# What is this?



## Rescuefescue (Apr 29, 2020)

It is lighter green and grows faster than everything else in my yard.


----------



## Harts (May 14, 2018)

Is this growing in clumps?


----------



## Carlson (Apr 16, 2020)

My money is on nutsedge


----------



## Rescuefescue (Apr 29, 2020)

I don't know the terminology but they are growing out of individual thick "stalks" with a bunch of leaf blades coming out from the same stem stalk


----------



## Rescuefescue (Apr 29, 2020)

Upon looking up nutsedge that does appear to be it. Since I'm trying to get a better handle on this neglected lawn would it be best to just roundup the whole area around where this is growing and put new seed down in a couple months when it cools down.


----------



## Carlson (Apr 16, 2020)

You could roundup it - sedgehammer or similar will be more selective for eliminating just nutsedge though.

How does the lawn look overall?


----------



## Rescuefescue (Apr 29, 2020)

The lawn is rough and I'm in the beginning stages of trying to get a handle on it. Which is why I'm not opposed to roundup but will look into sedgehammer.

My thought is to roundup the whole area this is growing and then in about a month dig up the whole area, dispose of the dirt and backfill with clean topsoil


----------



## Harts (May 14, 2018)

The leaf blades look too thick to be nutsedge. if it's nutsedge, it will have a triangular stem that can be felt in your hands. The stem of the sedge feels like it has 3 sides or 3 points, much like a triangle.

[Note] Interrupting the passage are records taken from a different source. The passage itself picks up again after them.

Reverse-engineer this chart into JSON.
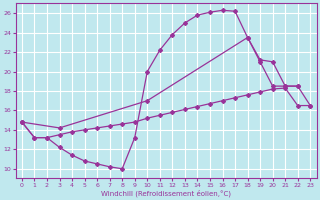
{
  "bg_color": "#c0e8ee",
  "grid_color": "#ffffff",
  "line_color": "#993399",
  "xlabel": "Windchill (Refroidissement éolien,°C)",
  "xlim": [
    -0.5,
    23.5
  ],
  "ylim": [
    9.0,
    27.0
  ],
  "yticks": [
    10,
    12,
    14,
    16,
    18,
    20,
    22,
    24,
    26
  ],
  "xticks": [
    0,
    1,
    2,
    3,
    4,
    5,
    6,
    7,
    8,
    9,
    10,
    11,
    12,
    13,
    14,
    15,
    16,
    17,
    18,
    19,
    20,
    21,
    22,
    23
  ],
  "curve1_x": [
    0,
    1,
    2,
    3,
    4,
    5,
    6,
    7,
    8,
    9,
    10,
    11,
    12,
    13,
    14,
    15,
    16,
    17,
    18,
    19,
    20,
    21,
    22
  ],
  "curve1_y": [
    14.8,
    13.2,
    13.2,
    12.2,
    11.4,
    10.8,
    10.5,
    10.2,
    10.0,
    13.2,
    20.0,
    22.2,
    23.8,
    25.0,
    25.8,
    26.1,
    26.3,
    26.2,
    23.5,
    21.0,
    18.5,
    18.5,
    18.5
  ],
  "curve2_x": [
    0,
    3,
    10,
    18,
    19,
    20,
    21,
    22,
    23
  ],
  "curve2_y": [
    14.8,
    14.2,
    17.0,
    23.5,
    21.2,
    21.0,
    18.5,
    18.5,
    16.5
  ],
  "curve3_x": [
    0,
    1,
    2,
    3,
    4,
    5,
    6,
    7,
    8,
    9,
    10,
    11,
    12,
    13,
    14,
    15,
    16,
    17,
    18,
    19,
    20,
    21,
    22,
    23
  ],
  "curve3_y": [
    14.8,
    13.2,
    13.2,
    13.5,
    13.8,
    14.0,
    14.2,
    14.4,
    14.6,
    14.8,
    15.2,
    15.5,
    15.8,
    16.1,
    16.4,
    16.7,
    17.0,
    17.3,
    17.6,
    17.9,
    18.2,
    18.3,
    16.5,
    16.5
  ]
}
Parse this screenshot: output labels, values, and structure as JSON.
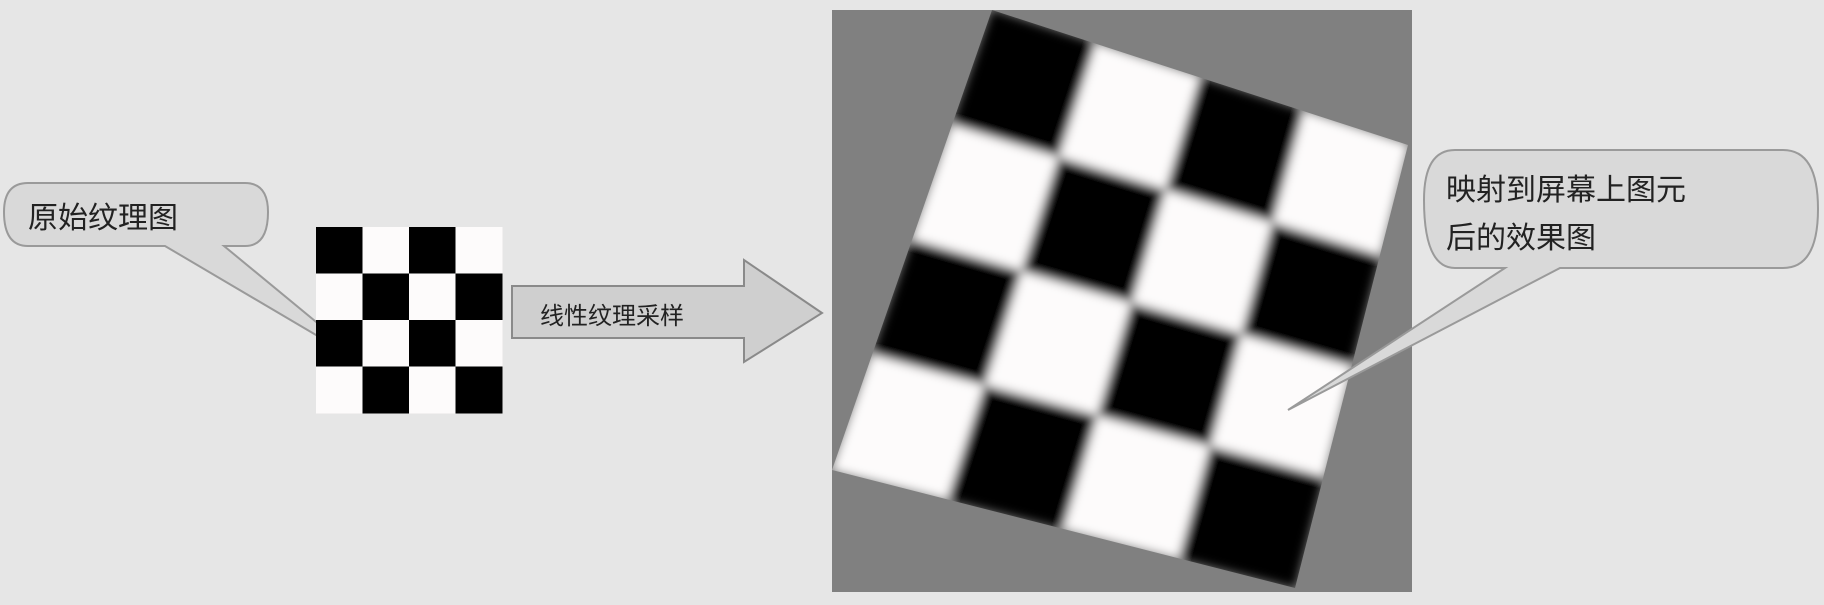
{
  "left_callout": {
    "text": "原始纹理图"
  },
  "arrow": {
    "label": "线性纹理采样"
  },
  "right_callout": {
    "lines": [
      "映射到屏幕上图元",
      "后的效果图"
    ]
  },
  "original_texture": {
    "rows": 4,
    "cols": 4,
    "first_cell": "black"
  },
  "mapped_texture": {
    "rows": 4,
    "cols": 4,
    "first_cell": "black",
    "filter": "linear"
  },
  "colors": {
    "background": "#e6e6e6",
    "screen_background": "#808080",
    "dark_cell": "#000000",
    "light_cell": "#fdfbfb",
    "callout_fill": "#d9d9d9",
    "arrow_fill": "#cfcfcf"
  }
}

I'm thinking clumping fescue, which is very common. It properly identified, glyphosate will be your only chemical option


----------



## jcs43920 (Jun 3, 2019)

It's Orchard grass. Nutsedge looks similar but is not that wide blades.


----------



## tgreen (Oct 20, 2018)

I would also have said nutsedge 99%. Here's a pic of the triangle that was just mentioned. "sedges have edges" is the saying. If it has this feature/vernation then I think you confirmed nutsedge.


----------



## Rescuefescue (Apr 29, 2020)

Just cut off the bottom right above the roots and see a triangular pattern. This appears to be nutsedge from what I see


----------



## Biggylawns (Jul 8, 2019)

Lighter green and recently popped up...my bet is nutsedge. Every year they go crazy in my neighborhood and every year nobody seems to know what to do; one would think with the internet they could figure it out and spend the 10 bucks to deal with it.  Lady down the street resodded her entire yard because of it. 3 weeks later they were popping through, smh.


----------



## Harts (May 14, 2018)

I stand corrected. Looks like you have nutsedge my friend.


----------



## Rescuefescue (Apr 29, 2020)

Thank you all very much for helping identifying this. Tomorrow I will be stopping by the local hardware store that has a roundup safe for lawns but kills nutsedge and bunch of other weeds and doing a spray treatment tomorrow night.


----------



## TsAcres (Jun 21, 2020)

Look for something with Sulfentrazone, or halosulferon-methyl for your sedge.


----------